FDA Issues Warnings for Weight-Loss Diet Supplements

On May 1, 2009, the FDA issued a warning for consumers to immediately stop using dietary supplements containing Hydroxycut, which has been linked to dozens of serious health problems including jaundice and liver damage. The dietary supplement is also responsible for one death from liver failure. Other reported health problems include seizures, muscle damage and cardiovascular disorders.

Patients who reported health problems were taking recommended dosage of Hydroxycut products, dietary supplements for weight loss. Therefore, the FDA urges consumers to stop taking Hydroxycut products immediately to avoid risks, many of which can involve permanent damage to your health.

The agency also advises consumers to consult a doctor if they experience these symptoms: jaundice (yellowing of the skin or whites of the eyes), brown urine, nausea, vomiting, light-colored stools, excessive fatigue, weakness, stomach or abdominal pain, itching and loss of appetite.

Manufacturer of the dietary supplement, Iovate Health Sciences of Ontario, agreed to recall the products.

Diet supplements are promoted for their health benefits.
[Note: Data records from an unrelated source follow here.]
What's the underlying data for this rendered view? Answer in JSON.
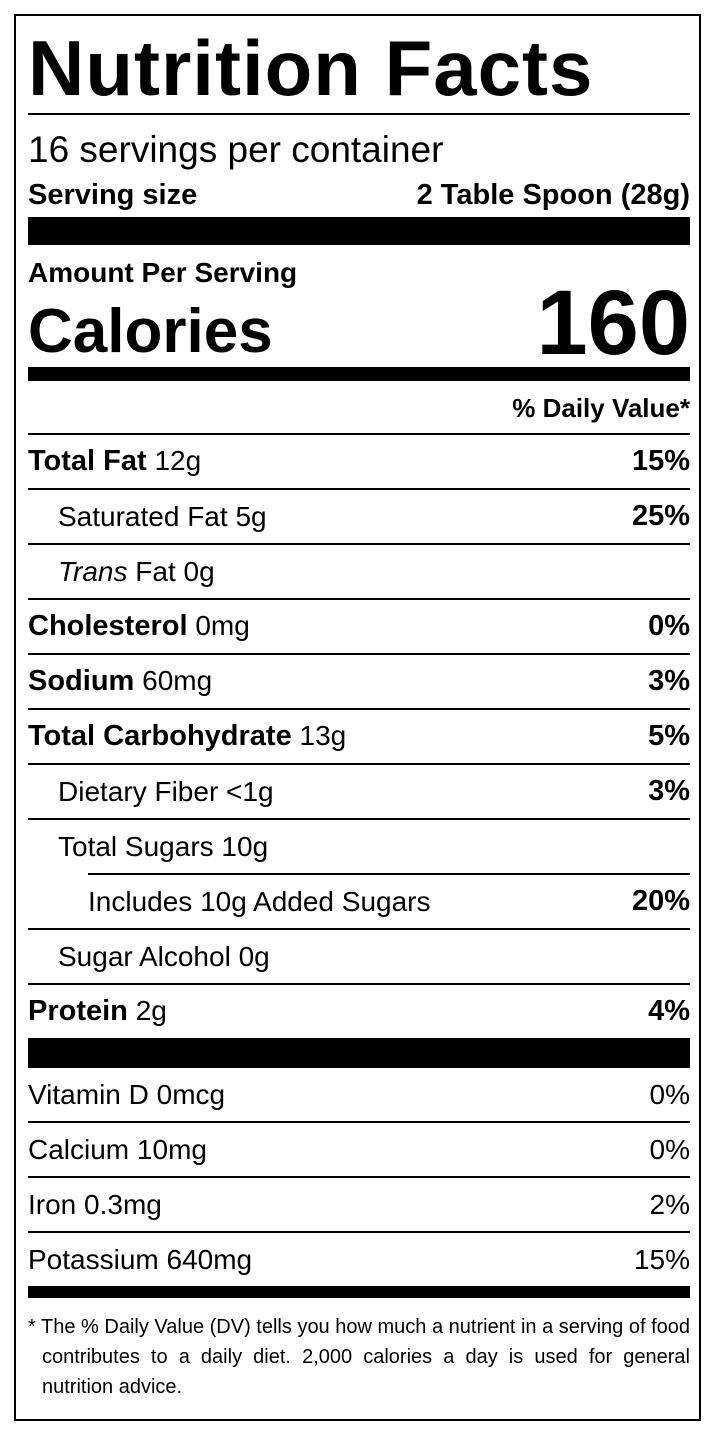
{
  "header": {
    "title": "Nutrition Facts",
    "servings": "16 servings per container",
    "serving_size_label": "Serving size",
    "serving_size": "2 Table Spoon (28g)"
  },
  "calories": {
    "amount_per_serving": "Amount Per Serving",
    "label": "Calories",
    "value": "160"
  },
  "daily_value_header": "% Daily Value*",
  "nutrients": [
    {
      "name": "Total Fat",
      "amount": "12g",
      "dv": "15%",
      "bold": true,
      "indent": 0
    },
    {
      "name": "Saturated Fat",
      "amount": "5g",
      "dv": "25%",
      "bold": false,
      "indent": 1
    },
    {
      "italic_prefix": "Trans",
      "name": "Fat",
      "amount": "0g",
      "bold": false,
      "indent": 1
    },
    {
      "name": "Cholesterol",
      "amount": "0mg",
      "dv": "0%",
      "bold": true,
      "indent": 0
    },
    {
      "name": "Sodium",
      "amount": "60mg",
      "dv": "3%",
      "bold": true,
      "indent": 0
    },
    {
      "name": "Total Carbohydrate",
      "amount": "13g",
      "dv": "5%",
      "bold": true,
      "indent": 0
    },
    {
      "name": "Dietary Fiber",
      "amount": "<1g",
      "dv": "3%",
      "bold": false,
      "indent": 1
    },
    {
      "name": "Total Sugars",
      "amount": "10g",
      "bold": false,
      "indent": 1
    },
    {
      "name": "Includes 10g Added Sugars",
      "dv": "20%",
      "bold": false,
      "indent": 2
    },
    {
      "name": "Sugar Alcohol",
      "amount": "0g",
      "bold": false,
      "indent": 1
    },
    {
      "name": "Protein",
      "amount": "2g",
      "dv": "4%",
      "bold": true,
      "indent": 0
    }
  ],
  "vitamins": [
    {
      "name": "Vitamin D",
      "amount": "0mcg",
      "dv": "0%"
    },
    {
      "name": "Calcium",
      "amount": "10mg",
      "dv": "0%"
    },
    {
      "name": "Iron",
      "amount": "0.3mg",
      "dv": "2%"
    },
    {
      "name": "Potassium",
      "amount": "640mg",
      "dv": "15%"
    }
  ],
  "footnote": "* The % Daily Value (DV) tells you how much a nutrient in a serving of food contributes to a daily diet. 2,000 calories a day is used for general nutrition advice."
}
Their “natural” ingredients are supposedly safer for a host of benefits like losing weight and gaining energy. The truth is that for most supplements, the benefits are unproven and untested, and the safety of these products is questionable.

Under federal law, diet supplements, unlike drugs, do not have to prove their safety and effectiveness before being sold to consumers. The supplement manufacturers are supposed to keep track of their own safety with very little government oversight until tragedy strikes.

Ironically, though, the diet supplements contain ingredients that mimic the actions of drugs and in some cases even contain actual prescription drug ingredients. Spiking a supplement with any prescription drug is illegal, and the FDA has been on a campaign to identify these products. Since December 2008, it has listed 70 brands of supplements that contained hidden and potentially dangerous drugs.

Another problem is that once reports start coming in of consumers sickened or injured after taking a supplement, it is often hard for safety officials to pin down what ingredient of the supplement was the culprit. Hydroxycut, for example, has a blend of a number of substances, the formula of which has changed over time. And for any of these products, because they are derived from plant materials, the strength can vary from batch to batch.

The best advice for consumers: Don’t be fooled by “natural.” When you’re taking a diet supplement, you are really ingesting a bunch of pharmacologically active substances, some of which won’t hurt you but won’t necessarily help you either. And sometimes, as with Hydroxycut, you can be hurt.